A health food store near my home sold Himalayan salts for the bath, and in conversation with the owner one day, I told him I was on a clean-living path. He suggested using the baths as a detox and calmative, and I started to meditate while taking salt baths before bed as the final part of my daily routine. I ate well, without too many restrictions (I avoided white sugar and flour, but that's about it—although that's a key to my maintaining a healthy weight today, too). I exercised moderately, walking for about an hour a day. Each day, I had a plan. As suggested in twelve-step programs, I turned my will and my life and my food and my body over to a higher power. I'd created this structure to ensure my mental, spiritual, and physical wellness, and I found it made me feel liberated regardless of the outer conditions of my life that were mired in stress.

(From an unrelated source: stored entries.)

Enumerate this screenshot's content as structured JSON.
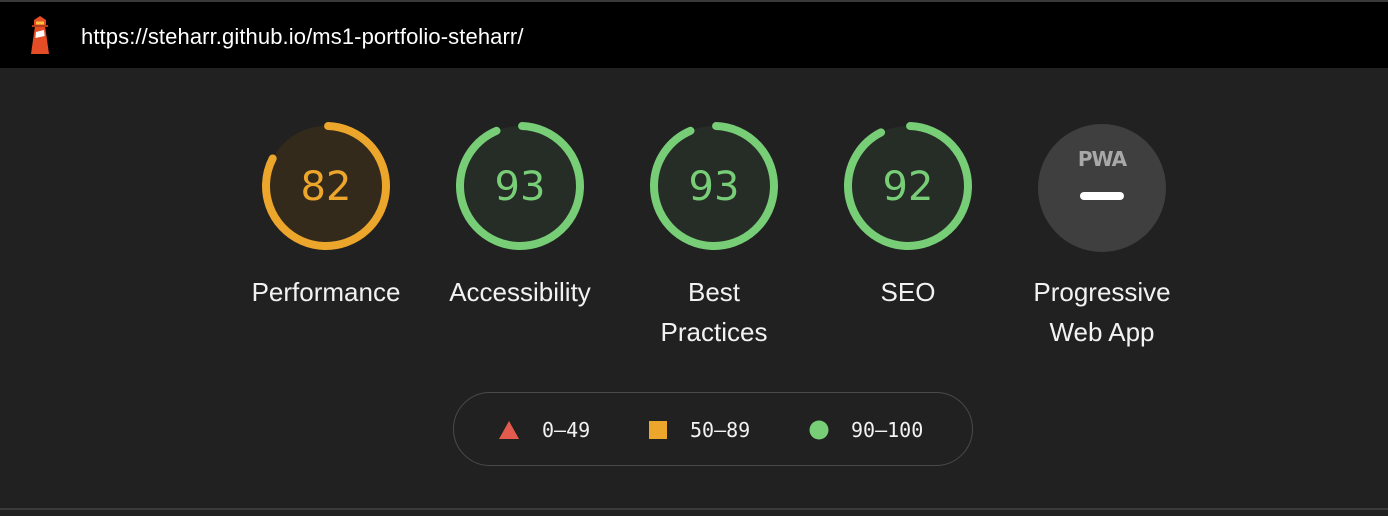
{
  "header": {
    "url": "https://steharr.github.io/ms1-portfolio-steharr/",
    "icon": "lighthouse-icon"
  },
  "gauges": [
    {
      "label_line1": "Performance",
      "label_line2": "",
      "score": "82",
      "percent": 82,
      "status": "average",
      "color": "#ECA62B",
      "fill": "#332A1B"
    },
    {
      "label_line1": "Accessibility",
      "label_line2": "",
      "score": "93",
      "percent": 93,
      "status": "pass",
      "color": "#77CE77",
      "fill": "#262D26"
    },
    {
      "label_line1": "Best",
      "label_line2": "Practices",
      "score": "93",
      "percent": 93,
      "status": "pass",
      "color": "#77CE77",
      "fill": "#262D26"
    },
    {
      "label_line1": "SEO",
      "label_line2": "",
      "score": "92",
      "percent": 92,
      "status": "pass",
      "color": "#77CE77",
      "fill": "#262D26"
    }
  ],
  "pwa": {
    "badge_text": "PWA",
    "label_line1": "Progressive",
    "label_line2": "Web App",
    "color": "#3F3F3F"
  },
  "legend": [
    {
      "shape": "triangle",
      "range": "0–49",
      "color": "#E35B4D"
    },
    {
      "shape": "square",
      "range": "50–89",
      "color": "#ECA62B"
    },
    {
      "shape": "circle",
      "range": "90–100",
      "color": "#77CE77"
    }
  ]
}
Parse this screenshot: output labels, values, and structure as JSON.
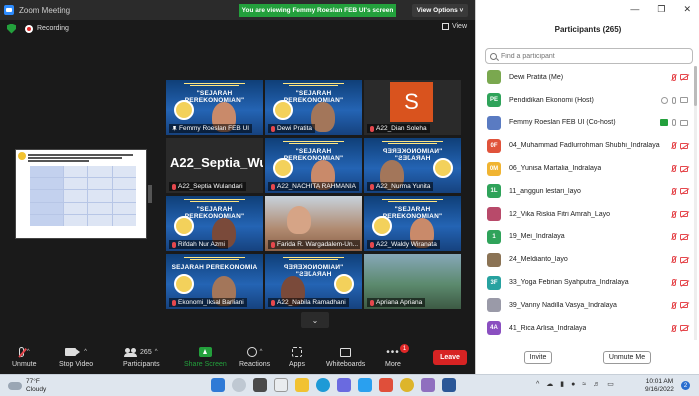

My father had lost all the family's money in a bad business venture a few years before this, and both my parents became ill from the stress. My father developed rapid-onslaught of Alzheimer's disease and then died of a stroke. Somehow I stayed sober and clean and numb, without too big a detour into foodville. It appeared I could handle everything that life threw at me—no problem. Then, a year later, everything changed.

I was 138 pounds the day my mom was diagnosed with cancer. By her funeral four months later, I weighed 219 pounds. I did not eat enough calories to have gained 80 pounds in less than four months! This bizarre weight gain when my mom died was the first, most obvious sign that there was some mysterious thread affecting my life tapestry that I needed to discern and understand. The fact that feelings alone could make me fat was unthinkable, unscientific, and impossible—yet I couldn't deny what had just happened. I stayed very heavy for another couple years, ignoring many of my good habits other than not picking up a drink or drug. Nothing miraculous occurred the day I surrendered, but I guess you might say I just got sick and tired of being sick and tired; and so I began to embark on a new journey of self-acceptance, working with a therapist, meditating again, and being honest with myself about my detours.

Things improved again, I met a man, and I married him, in spite of the warnings from friends (and his mother, now a dear friend). Of course, the weight started climbing back on, slowly but surely like a creeping vine. The marriage was steeped in sarcasm and lack of mutual respect, and food yet again became my solace. I relentlessly dieted, to no avail. One day, I finally just stopped fighting and accepted that I had no power to change anything. I was defeated, and I surrendered to the real truth of what was happening me and to my strained relationship with my husband.

To be true to myself, and to stop the cycle of suffering, I walked out of that marriage. I looked at myself as I was, and I figured that if this was it, I would learn to love and forgive myself, and treat myself the way I needed to be treated. No one else would be able to do that for me. I took out a photograph of me when I was a little girl, and I propped it up by my bedside and promised that little girl that I would love and protect her.

I simplified my life, I began meditating again, and I limited sugar and flour in my food. There was no diet; I just went back to what I knew worked from my core, and not because I had a too detailed plan. I started to use the gorgeous soaker tub in my new apartment. Salt baths were my nightly treat! The more I loved myself just as I was, the faster things changed. I began exercising moderately again—a little yoga, dancing, walking, and doing some light weight training. The pounds began to drop off as if by magic.